4. Con la legge finanziaria sono autorizzati gli
stanziamenti relativi agli anni successivi.
5. Il Ministro del tesoro, del bilancio e della
programmazione economica, è autorizzato ad apportare, con
propri decreti, le occorrenti variazioni di bilancio.
6. L'intervento di cui al comma 1 può interessare gli
immobili di cui al medesimo comma, situati nella provincia di
Massa Carrara nonché nei comuni di Ameglia, Arcola, Bolano,
Calice al Cornovìglio, Castelnuovo Magra, La Spezia, Lerici,
Ortonovo, Portovenere, Santo Stefano di Magra e Sarzana (della
provincia di La Spezia); Minacciano, Giuncugnano, Piazza al
Serchio, Sillano e San Romano in Garfagnana (in provincia di
Lucca); Albereto e Borgo Val di Taro (in provincia di
Parma).
Art. 2.
1. Le somme di cui all'articolo 1 sono assegnate alla
soprintendenza regionale per i beni e le attività culturali di
cui all'articolo 13 del regolamento di cui al decreto del
Presidente della Repubblica 29 dicembre 2000, n. 441 mediante
decreti emanati annualmente dal Ministro per i beni e le
attività culturali sulla base dei piani di lavoro trasmessi
dalle stesse soprintendenze.
Art. 3.
1. La redazione dei piani di lavoro annuali di cui
all'articolo 2 è affidata alla sovrintendenza regionale per i
beni e le attività culturali che deve concordarli con i comuni
interessati, l'istituto lunigianese dei castelli e la
Commissione per i beni e le attività culturali di cui
all'articolo 154 del decreto legislativo 31 marzo 1998, n.
112.
2. I piani di lavoro devono individuare gli immobili da
acquisire allo Stato nonché gli immobili sui quali intervenire
con opere di restauro e di consolidamento, anche al fine della
loro utilizzazione per strutture culturali.
Art. 4.
1. Le somme di cui all'articolo 1 non utilizzate
nell'esercizio in cui sono stanziate possono essere impiegate,
in deroga alle disposizioni vigenti, negli esercizi successivi
con loro relativa iscrizione nelle rispettive unità
previsionali di base.
Art. 5.
1. Le spese incluse nei decreti del Ministro per i beni e
le attività culturali di cui all'articolo 2 sono interamente a
carico dello Stato ai sensi dell'articolo 41 del tesoro unico
delle disposizioni legislative in materia di beni culturali e
ambientali, di cui al decreto legislativo 29 ottobre 1999, n.
490.
2. La Commissione per i beni e le attività culturali di
cui all'articolo 154 del decreto legislativo 31 marzo 1998, n.

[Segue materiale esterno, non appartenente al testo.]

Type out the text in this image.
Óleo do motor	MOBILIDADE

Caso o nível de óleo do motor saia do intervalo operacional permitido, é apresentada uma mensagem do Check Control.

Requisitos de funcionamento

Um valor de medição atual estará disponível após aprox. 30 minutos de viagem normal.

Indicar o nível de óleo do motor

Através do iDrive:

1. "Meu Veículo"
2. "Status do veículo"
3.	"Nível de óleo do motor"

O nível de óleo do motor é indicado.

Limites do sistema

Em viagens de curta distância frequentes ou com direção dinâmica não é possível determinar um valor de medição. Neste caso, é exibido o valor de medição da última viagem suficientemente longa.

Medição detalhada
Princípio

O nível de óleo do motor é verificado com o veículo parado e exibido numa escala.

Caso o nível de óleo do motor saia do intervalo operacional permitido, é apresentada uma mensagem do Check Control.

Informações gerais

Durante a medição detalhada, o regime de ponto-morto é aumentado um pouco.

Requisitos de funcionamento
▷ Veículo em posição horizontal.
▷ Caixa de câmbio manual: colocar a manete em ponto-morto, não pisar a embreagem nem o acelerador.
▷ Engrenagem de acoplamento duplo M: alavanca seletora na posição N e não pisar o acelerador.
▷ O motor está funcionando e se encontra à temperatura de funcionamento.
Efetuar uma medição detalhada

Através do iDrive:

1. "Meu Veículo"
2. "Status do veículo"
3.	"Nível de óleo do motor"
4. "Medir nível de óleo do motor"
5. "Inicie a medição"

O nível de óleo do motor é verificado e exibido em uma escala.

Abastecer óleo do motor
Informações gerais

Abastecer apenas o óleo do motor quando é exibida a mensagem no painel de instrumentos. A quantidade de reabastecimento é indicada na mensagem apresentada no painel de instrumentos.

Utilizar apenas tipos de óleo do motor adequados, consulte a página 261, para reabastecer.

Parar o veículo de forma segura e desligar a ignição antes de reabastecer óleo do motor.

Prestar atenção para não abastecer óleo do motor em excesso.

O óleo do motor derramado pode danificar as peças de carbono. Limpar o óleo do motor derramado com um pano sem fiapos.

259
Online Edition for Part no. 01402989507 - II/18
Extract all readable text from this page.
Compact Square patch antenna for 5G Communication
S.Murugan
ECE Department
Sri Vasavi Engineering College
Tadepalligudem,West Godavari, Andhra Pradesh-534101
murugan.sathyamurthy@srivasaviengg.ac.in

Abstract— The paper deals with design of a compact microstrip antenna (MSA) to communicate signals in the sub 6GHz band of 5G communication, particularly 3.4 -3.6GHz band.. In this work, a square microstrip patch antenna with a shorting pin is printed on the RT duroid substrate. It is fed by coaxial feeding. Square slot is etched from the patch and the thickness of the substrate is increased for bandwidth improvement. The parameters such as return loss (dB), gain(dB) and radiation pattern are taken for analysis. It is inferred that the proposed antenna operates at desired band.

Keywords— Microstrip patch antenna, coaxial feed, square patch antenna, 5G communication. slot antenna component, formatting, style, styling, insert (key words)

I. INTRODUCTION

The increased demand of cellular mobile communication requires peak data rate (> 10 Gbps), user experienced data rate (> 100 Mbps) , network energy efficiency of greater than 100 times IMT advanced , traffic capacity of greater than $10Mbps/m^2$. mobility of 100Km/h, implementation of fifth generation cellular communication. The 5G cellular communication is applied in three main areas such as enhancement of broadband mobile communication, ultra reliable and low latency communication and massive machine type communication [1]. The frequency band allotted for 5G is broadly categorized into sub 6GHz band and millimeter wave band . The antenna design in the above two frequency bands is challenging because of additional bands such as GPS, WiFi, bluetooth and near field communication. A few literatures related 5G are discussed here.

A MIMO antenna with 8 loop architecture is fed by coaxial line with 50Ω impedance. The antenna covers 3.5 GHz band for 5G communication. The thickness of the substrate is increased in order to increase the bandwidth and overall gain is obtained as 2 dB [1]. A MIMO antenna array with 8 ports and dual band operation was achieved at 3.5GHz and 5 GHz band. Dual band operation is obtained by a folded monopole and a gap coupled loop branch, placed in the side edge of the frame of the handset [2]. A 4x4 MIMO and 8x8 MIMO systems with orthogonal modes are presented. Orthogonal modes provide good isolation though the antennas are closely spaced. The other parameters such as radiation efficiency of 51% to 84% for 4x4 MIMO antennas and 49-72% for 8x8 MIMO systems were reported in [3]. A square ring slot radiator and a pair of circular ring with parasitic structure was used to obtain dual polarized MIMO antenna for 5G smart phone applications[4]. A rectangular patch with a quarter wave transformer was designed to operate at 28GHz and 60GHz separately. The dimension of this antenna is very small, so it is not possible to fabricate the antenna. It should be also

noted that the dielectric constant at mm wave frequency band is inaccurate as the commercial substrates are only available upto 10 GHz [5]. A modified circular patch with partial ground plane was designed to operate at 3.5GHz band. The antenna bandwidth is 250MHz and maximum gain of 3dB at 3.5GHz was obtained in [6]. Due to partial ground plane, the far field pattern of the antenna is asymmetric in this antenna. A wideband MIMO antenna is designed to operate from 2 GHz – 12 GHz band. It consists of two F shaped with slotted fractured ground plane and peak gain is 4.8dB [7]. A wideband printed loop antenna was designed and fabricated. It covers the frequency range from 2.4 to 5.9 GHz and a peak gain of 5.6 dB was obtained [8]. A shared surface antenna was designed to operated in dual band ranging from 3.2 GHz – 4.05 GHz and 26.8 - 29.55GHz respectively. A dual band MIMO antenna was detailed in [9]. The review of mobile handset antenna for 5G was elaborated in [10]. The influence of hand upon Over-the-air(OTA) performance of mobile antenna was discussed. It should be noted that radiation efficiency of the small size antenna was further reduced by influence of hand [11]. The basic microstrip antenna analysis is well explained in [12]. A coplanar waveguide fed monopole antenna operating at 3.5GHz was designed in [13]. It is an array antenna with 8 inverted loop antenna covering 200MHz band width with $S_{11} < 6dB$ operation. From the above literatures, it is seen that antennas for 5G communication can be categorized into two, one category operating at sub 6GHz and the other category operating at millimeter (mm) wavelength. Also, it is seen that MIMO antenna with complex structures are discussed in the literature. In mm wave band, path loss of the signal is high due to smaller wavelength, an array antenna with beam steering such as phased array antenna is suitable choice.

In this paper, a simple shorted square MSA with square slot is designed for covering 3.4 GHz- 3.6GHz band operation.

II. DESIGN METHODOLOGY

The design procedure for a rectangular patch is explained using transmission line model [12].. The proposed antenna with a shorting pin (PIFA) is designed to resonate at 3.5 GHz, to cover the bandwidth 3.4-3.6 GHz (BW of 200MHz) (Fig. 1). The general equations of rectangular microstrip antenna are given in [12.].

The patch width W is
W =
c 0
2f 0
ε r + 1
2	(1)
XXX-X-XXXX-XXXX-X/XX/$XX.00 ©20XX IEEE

112 è incaricata di studiare originali forme di collaborazione
con i proprietari dei beni oggetto di restauro ai sensi della
presente legge per consentirne un effettivo uso pubblico
integrato, anche al fine di favorire la possibilità di una
fruizione organica dell'intero patrimonio culturale della
Lunigiana storica.
Art. 6.
1. Entro tre mesi dalla data di entrata in vigore della
presente legge, la soprintendenza regionale per i beni e le
attività culturali deve provvedere, con le modalità di cui
all'articolo 3, alla redazione del piano di lavoro per il
primo anno di attuazione della presente legge.